Malala Fund Supports Youth Coalition to End Child Marriage Through Education in Nigeria
Malala Fund Backs Youth Efforts for Girls' Education in Nigeria

Malala Fund Invests in Youth-Led Initiative to Combat Child Marriage Through Education in Nigeria

In a significant move to address the persistent issue of child marriage in Nigeria, the Malala Fund has announced substantial support for a youth-led coalition working to position girls' education as the primary strategy to end this harmful practice. The initiative comes as evidence clearly demonstrates that when girls complete their education, marriage is significantly delayed, offering a powerful solution to a problem that affects millions of Nigerian girls.

The Alarming Statistics of Child Marriage in Nigeria

Nigeria faces a severe child marriage crisis, with more than thirty percent of girls married before reaching eighteen years of age. The situation is particularly dire in the Northeast and Northwest regions, where rates can soar as high as fifty percent. This practice persists largely because girls are frequently forced out of school, with marriage becoming the default alternative when educational opportunities disappear.

The tipping point is clearly identified as school dropout – when girls leave educational institutions, marriage often becomes their only perceived path forward. Conversely, when they remain in school through secondary education, marriage is consistently delayed, providing crucial years for personal development and empowerment.

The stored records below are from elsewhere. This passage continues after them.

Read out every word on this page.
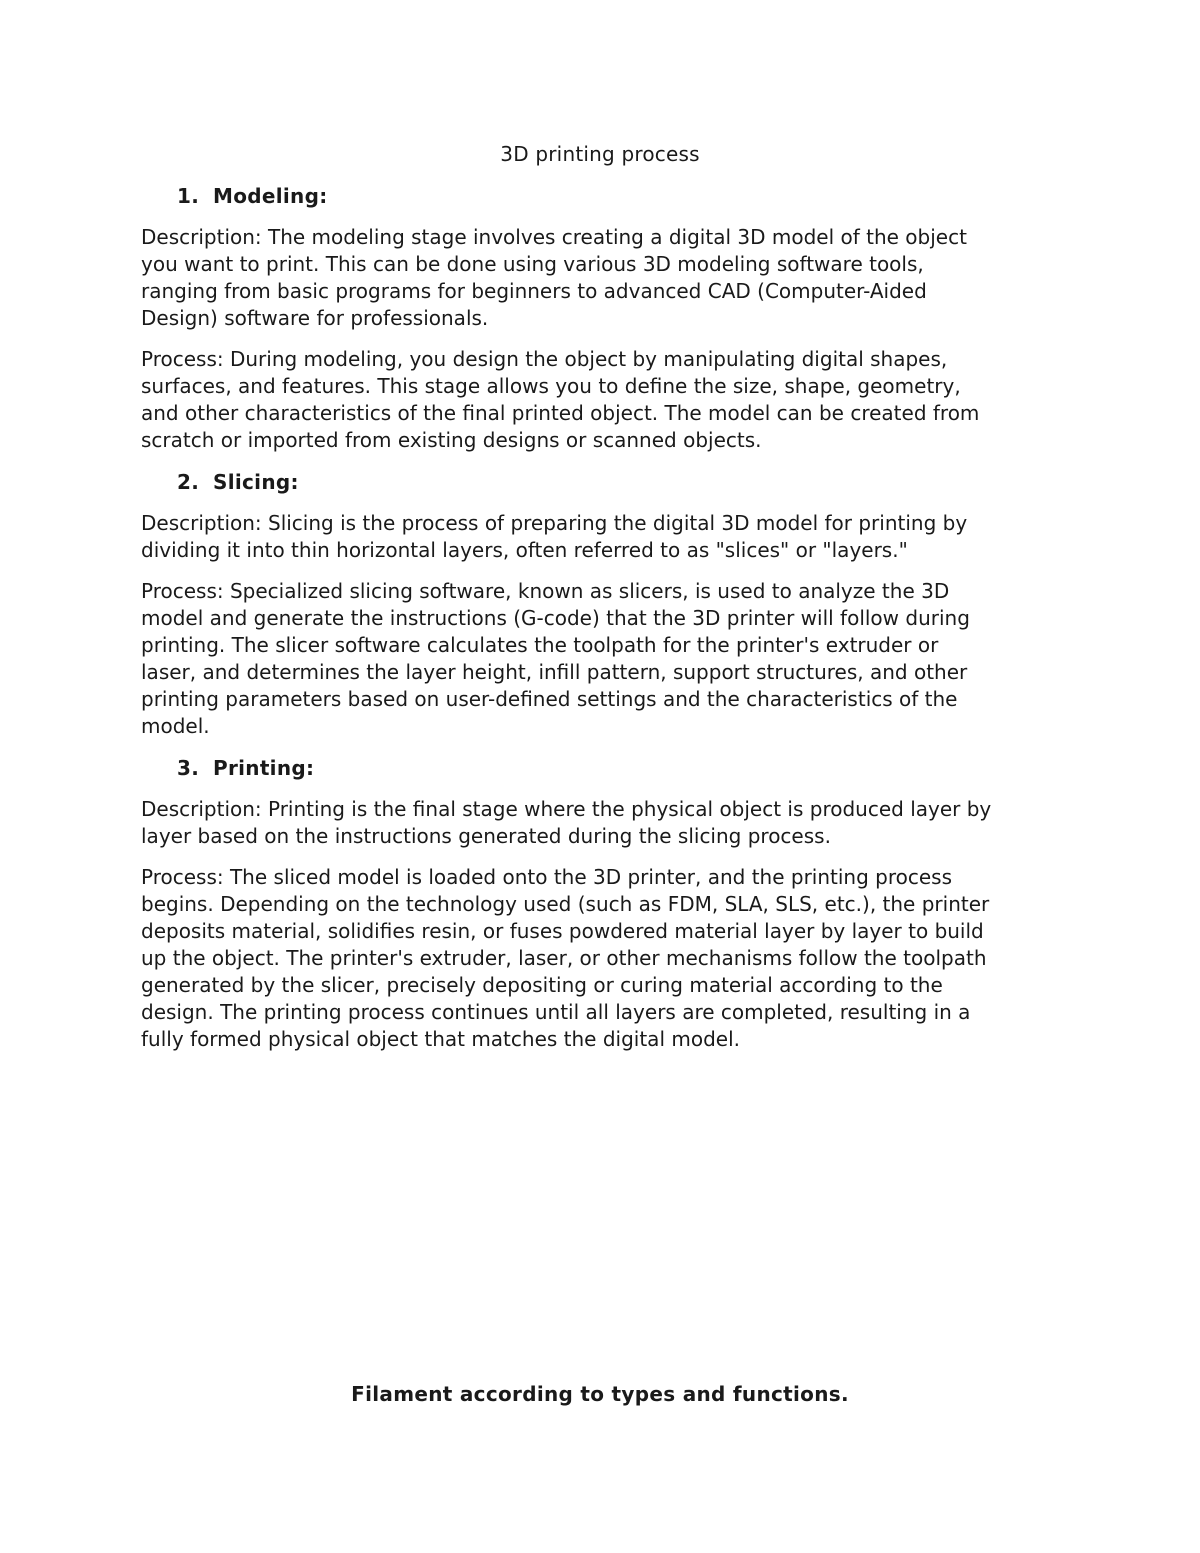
3D printing process
1. Modeling:
Description: The modeling stage involves creating a digital 3D model of the object
you want to print. This can be done using various 3D modeling software tools,
ranging from basic programs for beginners to advanced CAD (Computer-Aided
Design) software for professionals.
Process: During modeling, you design the object by manipulating digital shapes,
surfaces, and features. This stage allows you to define the size, shape, geometry,
and other characteristics of the final printed object. The model can be created from
scratch or imported from existing designs or scanned objects.
2. Slicing:
Description: Slicing is the process of preparing the digital 3D model for printing by
dividing it into thin horizontal layers, often referred to as "slices" or "layers."
Process: Specialized slicing software, known as slicers, is used to analyze the 3D
model and generate the instructions (G-code) that the 3D printer will follow during
printing. The slicer software calculates the toolpath for the printer's extruder or
laser, and determines the layer height, infill pattern, support structures, and other
printing parameters based on user-defined settings and the characteristics of the
model.
3. Printing:
Description: Printing is the final stage where the physical object is produced layer by
layer based on the instructions generated during the slicing process.
Process: The sliced model is loaded onto the 3D printer, and the printing process
begins. Depending on the technology used (such as FDM, SLA, SLS, etc.), the printer
deposits material, solidifies resin, or fuses powdered material layer by layer to build
up the object. The printer's extruder, laser, or other mechanisms follow the toolpath
generated by the slicer, precisely depositing or curing material according to the
design. The printing process continues until all layers are completed, resulting in a
fully formed physical object that matches the digital model.
Filament according to types and functions.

Strategic Grant to Activate National Policy

The Malala Fund has committed to a two-year Joint Action Grant (JAG) that will support coordinated advocacy and implementation efforts across Nigeria, with particular focus on five northern states: Adamawa, Borno, Kano, Kaduna, and Bauchi. This grant specifically backs a coalition of four organizations with complementary strengths in policy advocacy, grassroots mobilization, research, and coalition-building.

The coalition is led by Education As a Vaccine (EVA), working in partnership with YouthHubAfrica (YHA), the Civil Society Action Coalition on Education for All (CSACEFA), and Onelife Initiative. Together, these organizations bring proven experience in translating national commitments into state-level action and supporting implementation of important legislation like the Violence Against Persons (Prohibition) Act.

Evidence-Based Approach with Significant Returns

New research from Accelerate Hub – an Africa-focused research and evidence hub led by teams at the University of Oxford and University of Cape Town – provides compelling data supporting this educational approach. Their analysis indicates that reaching more unmarried, out-of-school adolescent girls in Northern Nigeria with effective programs, including education support, could reduce child marriage by approximately two-thirds within just four years.

The research models an investment of $114 million that could deliver economic returns more than twenty-one times the initial investment. Specifically, investing in combined programs including community engagement, education support, and skills training could prevent an estimated 327,000 child marriages in Northern Nigeria while delivering this remarkable 21-to-1 economic return.

Comprehensive Strategy for Lasting Change

Nabila Aguele, Chief Executive for Nigeria at Malala Fund, emphasized that "ending child marriage requires political will coupled with a clear path forward, not just good intentions." She noted that this grant specifically backs youth leaders to drive collective action and move Nigeria's National Strategy off paper and into implementation with clear state plans, real financing, and accountability for measurable results.

Through the JAG initiative, the coalition will pursue several key objectives:

  • Advocate for states to activate and domesticate the National Strategy to End Child Marriage with education as its core driver
  • Generate research evidence on what keeps girls out of school and what brings them back in the five focus states
  • Advocate for states to adopt and implement national re-entry policies so married and pregnant girls can return to learning
  • Work with government ministries and civil society to position education as the primary policy response to child marriage
  • Push for state action plans with clear timelines, education financing, and public accountability mechanisms

Breaking the Cycle Through Education

Toyin Chukwudozie, Executive Director of Education As a Vaccine, highlighted the transformative potential of this initiative: "Every girl has the right to complete twelve years of education, and when she does, child marriage becomes far less likely. This partnership is about keeping girls in school through secondary education by fixing the gaps that push them out."

She emphasized that protecting a girl's education doesn't just change her individual life – it breaks the cycle of child marriage for future generations. The evidence is unequivocal: comprehensive, girl-centered approaches offer one of Nigeria's most cost-effective paths to ending child marriage while delivering substantial economic returns for the nation.

As Nigeria continues to grapple with this deeply entrenched issue, this youth-led coalition backed by Malala Fund represents a promising, evidence-based approach that recognizes education as both a fundamental right and a powerful policy solution to one of the country's most persistent social challenges.